Bluejay Therapeutics' brelovitug (BJT-778) has been granted Breakthrough Therapy designation by the U.S. Food and Drug Administration (FDA) for the treatment of chronic hepatitis delta (CHD). This designation aims to accelerate the development and review of brelovitug, a much-needed therapy for this aggressive form of viral hepatitis, which currently lacks approved treatments in the United States.
Keting Chu, M.D., Ph.D., Founder and Chief Executive Officer of Bluejay Therapeutics, stated, "Chronic hepatitis delta is the most aggressive form of viral hepatitis and the lack of approved treatments in the United States creates a major unmet need for patients. Breakthrough Therapy designation recognizes the potential of brelovitug to transform the lives of people living with CHD. We look forward to initiating a global pivotal trial as soon as possible to meet our goal of improving patients' lives."
Mechanism of Action
Brelovitug is a high-potency, fully human immunoglobulin G1 (IgG1) monoclonal antibody (mAb) that targets the surface antigen (HBsAg) of the hepatitis B virus. By targeting HBsAg, brelovitug is designed to neutralize and remove both hepatitis B and hepatitis D virions, as well as deplete HBsAg-containing subviral particles.
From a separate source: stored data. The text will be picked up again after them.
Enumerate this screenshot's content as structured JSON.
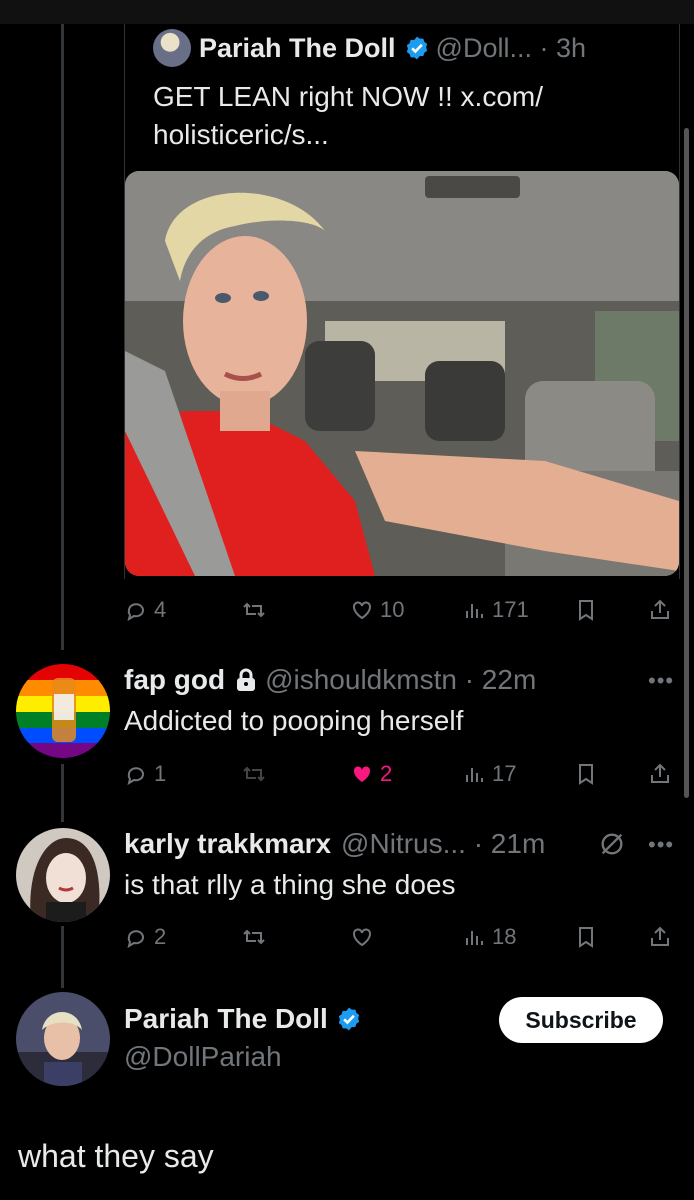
{
  "quoted_post": {
    "name": "Pariah The Doll",
    "handle_time": "@Doll... · 3h",
    "text_line1": "GET LEAN right NOW !! x.com/",
    "text_line2": "holisticeric/s...",
    "actions": {
      "replies": "4",
      "reposts": "",
      "likes": "10",
      "views": "171"
    }
  },
  "replies": [
    {
      "name": "fap god",
      "handle_time": "@ishouldkmstn · 22m",
      "text": "Addicted to pooping herself",
      "actions": {
        "replies": "1",
        "reposts": "",
        "likes": "2",
        "views": "17"
      },
      "liked": true
    },
    {
      "name": "karly trakkmarx",
      "handle_time": "@Nitrus... · 21m",
      "text": "is that rlly a thing she does",
      "actions": {
        "replies": "2",
        "reposts": "",
        "likes": "",
        "views": "18"
      },
      "liked": false
    }
  ],
  "profile_card": {
    "name": "Pariah The Doll",
    "handle": "@DollPariah",
    "subscribe_label": "Subscribe"
  },
  "caption": "what they say",
  "icons": {
    "reply": "reply-icon",
    "repost": "repost-icon",
    "like": "heart-icon",
    "views": "views-icon",
    "bookmark": "bookmark-icon",
    "share": "share-icon",
    "verified": "verified-badge-icon",
    "lock": "lock-icon",
    "more": "more-icon",
    "mute": "muted-icon"
  },
  "colors": {
    "background": "#000000",
    "text": "#e7e9ea",
    "muted": "#71767b",
    "like": "#f91880",
    "verified": "#1d9bf0"
  }
}
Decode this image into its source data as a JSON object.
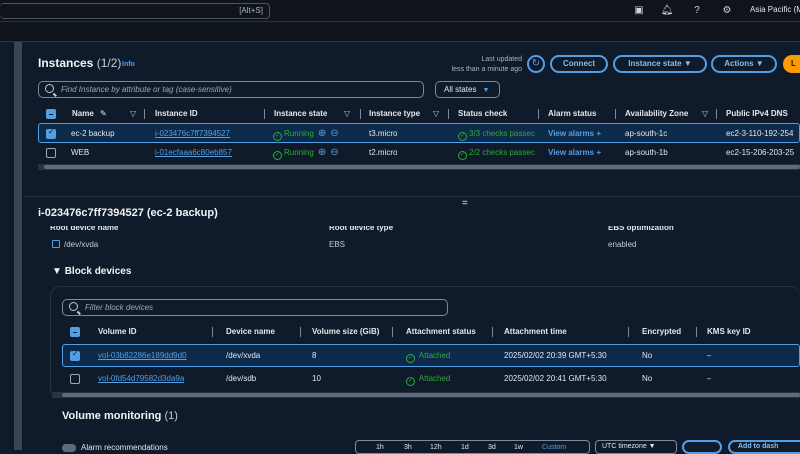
{
  "topbar": {
    "search_shortcut": "[Alt+S]",
    "region": "Asia Pacific (Mu"
  },
  "instances": {
    "title": "Instances",
    "count": "(1/2)",
    "info": "Info",
    "last_updated_line1": "Last updated",
    "last_updated_line2": "less than a minute ago",
    "connect": "Connect",
    "instance_state": "Instance state ▼",
    "actions": "Actions ▼",
    "launch": "L",
    "filter_placeholder": "Find Instance by attribute or tag (case-sensitive)",
    "states_select": "All states",
    "headers": [
      "Name",
      "Instance ID",
      "Instance state",
      "Instance type",
      "Status check",
      "Alarm status",
      "Availability Zone",
      "Public IPv4 DNS"
    ],
    "rows": [
      {
        "selected": true,
        "name": "ec-2 backup",
        "id": "i-023476c7ff7394527",
        "state": "Running",
        "type": "t3.micro",
        "status": "3/3 checks passec",
        "alarm": "View alarms +",
        "az": "ap-south-1c",
        "dns": "ec2-3-110-192-254"
      },
      {
        "selected": false,
        "name": "WEB",
        "id": "i-01ecfaaa6c80eb857",
        "state": "Running",
        "type": "t2.micro",
        "status": "2/2 checks passec",
        "alarm": "View alarms +",
        "az": "ap-south-1b",
        "dns": "ec2-15-206-203-25"
      }
    ]
  },
  "details": {
    "title": "i-023476c7ff7394527 (ec-2 backup)",
    "root_device_name_label": "Root device name",
    "root_device_name": "/dev/xvda",
    "root_device_type_label": "Root device type",
    "root_device_type": "EBS",
    "ebs_opt_label": "EBS optimization",
    "ebs_opt": "enabled"
  },
  "block_devices": {
    "title": "Block devices",
    "filter_placeholder": "Filter block devices",
    "headers": [
      "Volume ID",
      "Device name",
      "Volume size (GiB)",
      "Attachment status",
      "Attachment time",
      "Encrypted",
      "KMS key ID"
    ],
    "rows": [
      {
        "selected": true,
        "volume": "vol-03b82286e189dd9d0",
        "device": "/dev/xvda",
        "size": "8",
        "status": "Attached",
        "time": "2025/02/02 20:39 GMT+5:30",
        "encrypted": "No",
        "kms": "–"
      },
      {
        "selected": false,
        "volume": "vol-0fd54d79582d3da9a",
        "device": "/dev/sdb",
        "size": "10",
        "status": "Attached",
        "time": "2025/02/02 20:41 GMT+5:30",
        "encrypted": "No",
        "kms": "–"
      }
    ]
  },
  "monitoring": {
    "title": "Volume monitoring",
    "count": "(1)",
    "alarm_rec": "Alarm recommendations",
    "times": [
      "1h",
      "3h",
      "12h",
      "1d",
      "3d",
      "1w",
      "Custom"
    ],
    "timezone": "UTC timezone ▼",
    "add_to": "Add to dash"
  },
  "colors": {
    "accent": "#539fe5",
    "success": "#29ad32",
    "brand": "#ff9900"
  }
}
This dual action makes it a potentially safe and highly efficacious treatment for CHD.
Furthermore, brelovitug has demonstrated immunomodulatory functions in patients with chronic hepatitis B (CHB), potentially aiding in the reconstitution of antiviral immunity and contributing to a functional cure for CHB when combined with other agents.
Clinical Trial Data
Brelovitug is currently being evaluated in a Phase 1/2a clinical trial involving healthy volunteers, individuals with chronic hepatitis B infections, and those with chronic hepatitis B and D co-infections. Preliminary data from the Phase 2 trial, presented in late 2024, demonstrated promising results.
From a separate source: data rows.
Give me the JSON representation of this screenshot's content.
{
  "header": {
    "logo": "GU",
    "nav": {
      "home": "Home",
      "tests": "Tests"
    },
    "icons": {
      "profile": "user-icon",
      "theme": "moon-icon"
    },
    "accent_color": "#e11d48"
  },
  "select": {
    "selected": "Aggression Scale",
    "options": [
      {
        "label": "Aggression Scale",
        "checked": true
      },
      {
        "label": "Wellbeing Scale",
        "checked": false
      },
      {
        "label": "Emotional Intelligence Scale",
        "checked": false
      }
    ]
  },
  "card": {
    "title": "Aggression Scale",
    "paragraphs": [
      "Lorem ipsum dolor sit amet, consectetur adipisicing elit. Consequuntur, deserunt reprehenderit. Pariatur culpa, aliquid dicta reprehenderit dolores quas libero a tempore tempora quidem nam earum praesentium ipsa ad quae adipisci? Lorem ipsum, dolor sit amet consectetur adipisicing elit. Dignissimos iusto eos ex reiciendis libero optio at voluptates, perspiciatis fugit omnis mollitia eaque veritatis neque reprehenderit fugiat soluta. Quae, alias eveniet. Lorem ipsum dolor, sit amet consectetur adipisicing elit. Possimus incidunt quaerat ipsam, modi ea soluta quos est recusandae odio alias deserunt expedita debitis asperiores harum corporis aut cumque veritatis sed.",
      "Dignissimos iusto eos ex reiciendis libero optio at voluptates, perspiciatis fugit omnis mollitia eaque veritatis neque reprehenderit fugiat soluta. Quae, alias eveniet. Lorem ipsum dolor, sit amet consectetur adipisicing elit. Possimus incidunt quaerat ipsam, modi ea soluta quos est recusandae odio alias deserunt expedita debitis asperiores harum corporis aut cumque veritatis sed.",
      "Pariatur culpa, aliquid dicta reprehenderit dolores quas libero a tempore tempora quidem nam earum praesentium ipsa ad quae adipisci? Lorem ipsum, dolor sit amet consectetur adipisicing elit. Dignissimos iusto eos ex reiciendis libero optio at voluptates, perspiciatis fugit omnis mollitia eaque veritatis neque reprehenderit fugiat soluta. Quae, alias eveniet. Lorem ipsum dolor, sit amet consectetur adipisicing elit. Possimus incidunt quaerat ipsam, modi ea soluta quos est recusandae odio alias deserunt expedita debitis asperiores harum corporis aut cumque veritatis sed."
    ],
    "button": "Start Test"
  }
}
Specifically, 100% of patients across all dose groups achieved a virological response, defined as blood hepatitis D virus levels below the limit of detection or a significant drop from baseline, after up to 44 weeks. Additionally, approximately 40%-50% of patients in each group had no detectable levels of the virus, and 78% of participants achieved a virological response along with normalization of alanine aminotransferase (ALT) levels, an indicator of liver damage.
The Phase 2 study for CHD assigned participants with quantifiable hepatitis D virus (HDV) RNA and hepatitis B virus (HBV) suppressed on nucleos(t)ides to one of three doses of BJT-778: 300 mg weekly (n = 18); 600 mg every week for 12 weeks, then every 2 weeks (n = 11); or 900 mg every 4 weeks after a loading dose administered at week 2 (n = 18).
Key endpoints included safety and tolerability; virologic response, defined as ≥2 log10 HDV RNA IU/mL reduction from baseline or HDV RNA target not detected (TND); ALT normalization in participants with abnormal ALT at baseline; and a combined response of virologic response plus ALT normalization.
Regulatory Status and Future Plans
In addition to the Breakthrough Therapy designation in the US, brelovitug has also received Orphan Drug and PRIME designations from the European Medicines Agency (EMA). These designations provide incentives for companies developing treatments for rare diseases and aim to expedite the development of therapies that address unmet medical needs.
Bluejay Therapeutics is planning to share 48-week data from all three dosing regimens in the second half of 2025 and intends to initiate a global pivotal trial to further assess the efficacy and safety of brelovitug in patients with chronic hepatitis delta.